Wednesday, April 5, 2017
Porcupine of Truth vs. The War that Saved My Life
The War that Saved my Life
We all loved this book! It is beautifully and skillfully told. Our hearts broke and sang at the same time between the cruelty and the kindness and resiliency of others. This is an accessible way for younger readers to experience the atrocities of war and the need to find our own place in the world and value who we are. The author manages to tell a story with horrific elements, without being gratuitous. The art of nuance and the implied over intentional shock-value is lost in so much ‘popular’ fiction. There are depths of themes that would work with division three, but content and readability that could also work for division two.

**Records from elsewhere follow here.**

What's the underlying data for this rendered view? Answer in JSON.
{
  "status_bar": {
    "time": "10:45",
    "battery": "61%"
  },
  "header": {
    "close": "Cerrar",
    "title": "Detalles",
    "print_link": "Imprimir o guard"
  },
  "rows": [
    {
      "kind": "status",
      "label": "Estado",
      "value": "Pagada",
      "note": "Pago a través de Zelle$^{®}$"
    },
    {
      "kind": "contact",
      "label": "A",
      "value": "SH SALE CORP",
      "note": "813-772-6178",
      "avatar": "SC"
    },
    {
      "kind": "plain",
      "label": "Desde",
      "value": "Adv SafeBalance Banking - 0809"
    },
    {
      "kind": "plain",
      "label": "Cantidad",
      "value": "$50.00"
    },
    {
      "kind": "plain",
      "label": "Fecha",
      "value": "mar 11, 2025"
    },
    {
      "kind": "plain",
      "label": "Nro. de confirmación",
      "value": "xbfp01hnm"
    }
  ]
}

Life is so full of things that could bring us to despair; it is a precious thing to have a story that reminds us of redemption and hope in the end.
The Porcupine of Truth
Initially, we all enjoyed The Porcupine of Truth, especially Carson’s inner voice and tangents that he went on. A lot of readers can identify with this sort of self-talk. While his thoughts aren’t always “proper” or “appropriate”, it’s an authentic voice of a girl-crazy teenage boy. He is entirely selfish and self-centered. He takes risks that we wouldn’t want to encourage our students to take… but at least he’s out exploring the world! I think this is an interesting way to approach issues such as broken families, alcoholism, religion, closed-mindedness in regards to sexuality, and youth homelessness. I thought parts of the book encourage independence, creativity, and a relentless desire to find one’s place in the world…. All that being said - I still find myself quite angry with some of Carson said about Ayisha. While PoT tries to challenge close-mindedness about LGBTQ issues, Carson creates a lot more problems than the book solves. One of our group wasn't really drawn into the mystery of finding out about his lost grandfather.